S2.5: taking the data of the m-th common attributes of the two users as character strings, then calculating a Dice coefficient between the two character strings, and taking the Dice coefficient as the similarity of the m-th common attributes of the two users

3. The method for identifying the user identity across the social network based on the two-level information entropy of claim 1, wherein the feature attributes in the step S3 include a text information feature, a punctuation mark feature and a state timestamp feature, and the similarity calculation methods respectively include:

for text information features, firstly extracting text information features of each user based on frequent pattern mining to obtain a plurality of frequent items and support degree counts corresponding to the frequent items, and then calculating by adopting the following formula to obtain text information feature similarity of two users

Wherein, F represents a frequent item,

respectively representing the support degree counts of the frequent items F corresponding to the user i in the social network A and the user j in the social network B, C _F A number of sets of items representing frequent items F;

for punctuation mark characteristics, the proportion of the use times of each punctuation mark in the total punctuation mark number is statistically obtained from text information issued by a user i in a social network A and a user j in a social network B to form punctuation mark vectors, and the similarity between the two vectors is calculated to be the punctuation mark similarity

For the time state stamp characteristics, dividing each day into G time periods, counting to obtain the average dynamic number of each user in each time period within a preset date, and calculating the similarity of the time state stamps of the user i in the social network A and the user j in the social network B by adopting the following formula:

wherein, V _i ^A (g)、V _j ^B (g) Respectively represent the average dynamic numbers of the user i in the social network A and the user j in the social network B in the g-th time period.

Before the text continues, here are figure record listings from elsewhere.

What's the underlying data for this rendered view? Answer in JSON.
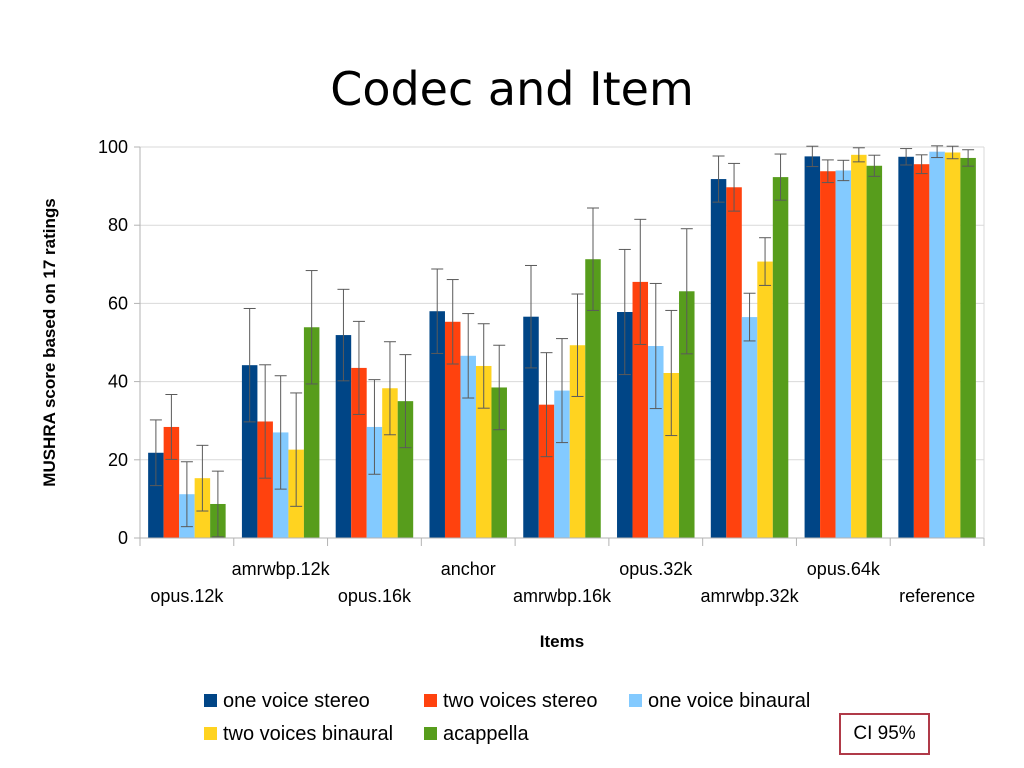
{
  "chart_data": {
    "type": "bar",
    "title": "Codec and Item",
    "xlabel": "Items",
    "ylabel": "MUSHRA score based on 17 ratings",
    "ylim": [
      0,
      100
    ],
    "yticks": [
      0,
      20,
      40,
      60,
      80,
      100
    ],
    "grid": true,
    "legend_position": "bottom",
    "categories": [
      "opus.12k",
      "amrwbp.12k",
      "opus.16k",
      "anchor",
      "amrwbp.16k",
      "opus.32k",
      "amrwbp.32k",
      "opus.64k",
      "reference"
    ],
    "series": [
      {
        "name": "one voice stereo",
        "color": "#004586",
        "values": [
          21.8,
          44.2,
          51.9,
          58.0,
          56.6,
          57.8,
          91.8,
          97.6,
          97.5
        ],
        "ci": [
          8.4,
          14.5,
          11.7,
          10.8,
          13.1,
          16.0,
          5.9,
          2.6,
          2.1
        ]
      },
      {
        "name": "two voices stereo",
        "color": "#ff420e",
        "values": [
          28.4,
          29.8,
          43.5,
          55.3,
          34.1,
          65.5,
          89.7,
          93.8,
          95.6
        ],
        "ci": [
          8.3,
          14.5,
          11.9,
          10.8,
          13.3,
          16.0,
          6.1,
          2.9,
          2.4
        ]
      },
      {
        "name": "one voice binaural",
        "color": "#83caff",
        "values": [
          11.2,
          27.0,
          28.4,
          46.6,
          37.7,
          49.1,
          56.5,
          94.0,
          98.8
        ],
        "ci": [
          8.3,
          14.5,
          12.1,
          10.8,
          13.3,
          16.0,
          6.1,
          2.6,
          1.5
        ]
      },
      {
        "name": "two voices binaural",
        "color": "#ffd320",
        "values": [
          15.3,
          22.6,
          38.3,
          44.0,
          49.3,
          42.2,
          70.7,
          98.0,
          98.6
        ],
        "ci": [
          8.4,
          14.5,
          11.9,
          10.8,
          13.1,
          16.0,
          6.1,
          1.8,
          1.6
        ]
      },
      {
        "name": "acappella",
        "color": "#579d1c",
        "values": [
          8.7,
          53.9,
          35.0,
          38.5,
          71.3,
          63.1,
          92.3,
          95.2,
          97.2
        ],
        "ci": [
          8.4,
          14.5,
          11.9,
          10.8,
          13.1,
          16.0,
          5.9,
          2.7,
          2.1
        ]
      }
    ],
    "annotation": "CI 95%"
  }
}
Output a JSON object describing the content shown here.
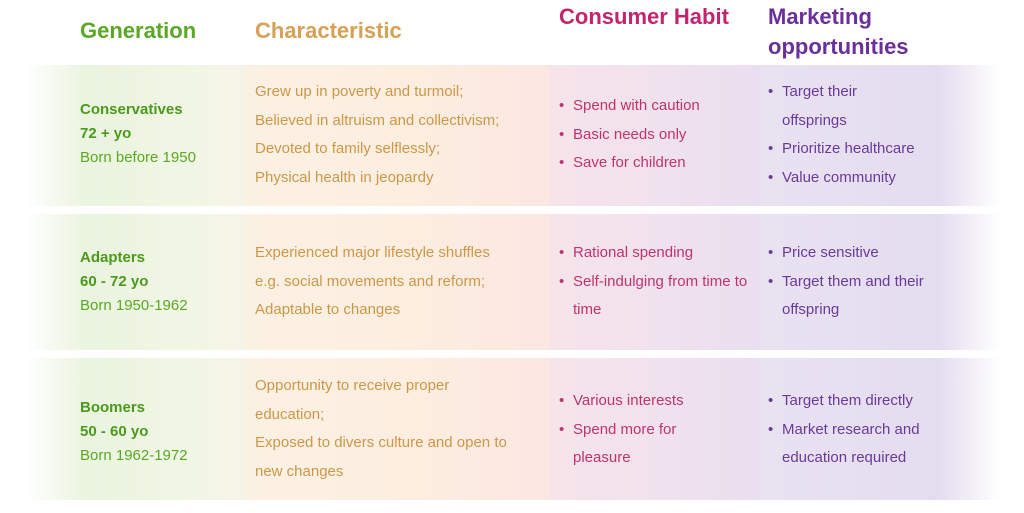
{
  "headers": {
    "generation": "Generation",
    "characteristic": "Characteristic",
    "consumer_habit": "Consumer Habit",
    "marketing": "Marketing opportunities"
  },
  "rows": [
    {
      "name": "Conservatives",
      "age": "72 + yo",
      "born": "Born before 1950",
      "characteristic": [
        "Grew up in poverty and turmoil;",
        "Believed in altruism and collectivism;",
        "Devoted to family selflessly;",
        "Physical health in jeopardy"
      ],
      "consumer_habit": [
        "Spend with caution",
        "Basic needs only",
        "Save for children"
      ],
      "marketing": [
        "Target their offsprings",
        "Prioritize healthcare",
        "Value community"
      ]
    },
    {
      "name": "Adapters",
      "age": "60 - 72 yo",
      "born": "Born 1950-1962",
      "characteristic": [
        "Experienced major lifestyle shuffles",
        "e.g. social movements and reform;",
        "Adaptable to changes"
      ],
      "consumer_habit": [
        "Rational spending",
        "Self-indulging from time to time"
      ],
      "marketing": [
        "Price sensitive",
        "Target them and their offspring"
      ]
    },
    {
      "name": "Boomers",
      "age": "50 - 60 yo",
      "born": "Born 1962-1972",
      "characteristic": [
        "Opportunity to receive proper",
        "education;",
        "Exposed to divers culture and open to",
        "new changes"
      ],
      "consumer_habit": [
        "Various interests",
        "Spend more for pleasure"
      ],
      "marketing": [
        "Target them directly",
        "Market research and education required"
      ]
    }
  ],
  "colors": {
    "generation": "#5aa823",
    "characteristic": "#d6a055",
    "consumer_habit": "#c4246d",
    "marketing": "#6a2f9a"
  }
}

4. The cross-social-network user identity recognition method based on two-level information entropy of claim 1, wherein a bidirectional stable marital matching algorithm is adopted for user matching, and the specific method comprises the following steps: sequentially selecting users i in the social network A, and collecting users to be matched with users lambda _i Setting as a set of all users in social network B; from the set of users to be matched lambda _i Screening out a user j with the highest matching score with the user i, and matching the user j with the user i if the user j is not matched with other users in the social network A; if the user j is matched with other users i ' in the social network A, if the matching score of the user i and the user j is higher than that of the user i ' and the user j, matching the user i with the user j, deleting the matching result of the user i ', and otherwise, selecting the user j from the user set lambda to be matched _i Deletion from the deleted set λ of users to be matched _i Re-screening the user with the highest matching score with the user i until determining the matching user of the user i in the social network B.